I "assimilated" Yazhi!

She was my best friend, with a bright smile and warm palms. We once slept in the same bed and sweated side by side on the Martial Arts field.

But can you blame me?

I was too lonely and cold, I just wanted someone to accompany me.

And Yazhi was my favorite confidante, I really wanted to be with her forever.

I am very sad, I am really very sad.

I am unwilling to face all this, even more unwilling to admit that I have become a monster.

My intelligence reached its peak at that moment, cleaning the scene, forging traces, laying all the blame perfectly on [Mask].

At that time, I didn’t know that [Mask] was a monster even more terrifying than me, and he would later become entangled with me.

I feared him immensely, but at the same time, a pathological worship grew in my fear.

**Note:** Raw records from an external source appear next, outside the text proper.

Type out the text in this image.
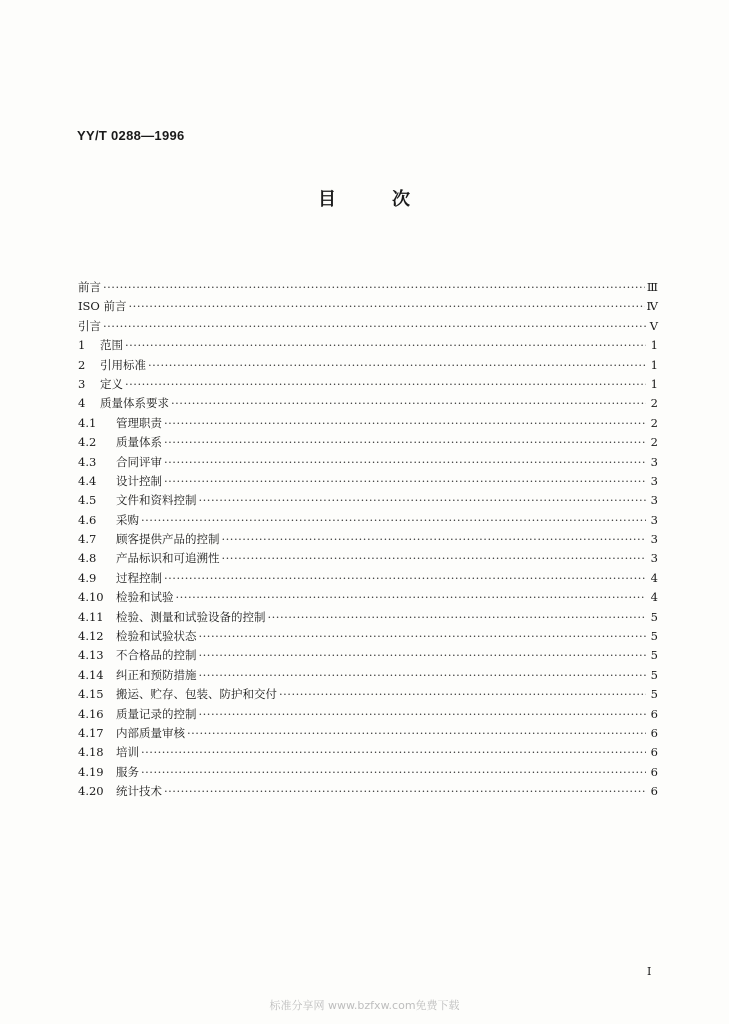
YY/T 0288—1996
目	次
前言 ·····	Ⅲ
ISO 前言 ·····	Ⅳ
引言 ·····	Ⅴ
1	范围 ·····	1
2	引用标准 ·····	1
3	定义 ·····	1
4	质量体系要求 ·····	2
4.1	管理职责 ·····	2
4.2	质量体系 ·····	2
4.3	合同评审 ·····	3
4.4	设计控制 ·····	3
4.5	文件和资料控制 ·····	3
4.6	采购 ·····	3
4.7	顾客提供产品的控制 ·····	3
4.8	产品标识和可追溯性 ·····	3
4.9	过程控制 ·····	4
4.10	检验和试验 ·····	4
4.11	检验、测量和试验设备的控制 ·····	5
4.12	检验和试验状态 ·····	5
4.13	不合格品的控制 ·····	5
4.14	纠正和预防措施 ·····	5
4.15	搬运、贮存、包装、防护和交付 ·····	5
4.16	质量记录的控制 ·····	6
4.17	内部质量审核 ·····	6
4.18	培训 ·····	6
4.19	服务 ·····	6
4.20	统计技术 ·····	6
I
标准分享网 www.bzfxw.com免费下载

His power made me both scared and infatuated.

I understand that I am beyond saved.

After that, I became increasingly ravenous.

The hunger, deep to the marrow, like maggots gnawing at bones, came each time more fiercely.

Eventually, I "assimilated" Xiaojuan, my other confidante.

Unlike the time with Yazhi, guilt melted and was devoured by a much more turbulent, primitive feeling of satisfaction like a thin layer of ice.

I began to enjoy the process of assimilation.

Enjoy the thrill of power filling my body, enjoy the nearly eternal intimate bond brought by the fusion of flesh and blood.

Looking at Xiaojuan’s terrified eyes gradually losing their luster, my sense of guilt strangely diminished.

Because I know, they are with me forever, in a way more direct and complete than blood ties, a bond more closely linked than family.

I created this bond.

Zhang Liyou witnessed this scene, she can’t understand me, and I don’t blame her.

I don’t fear her reporting me, because my father was promoted to captain of the Patrol Office.

In her eyes, Father is my greatest shield.

I cannot judge whether her thoughts are correct, but I am willing to influence her with love.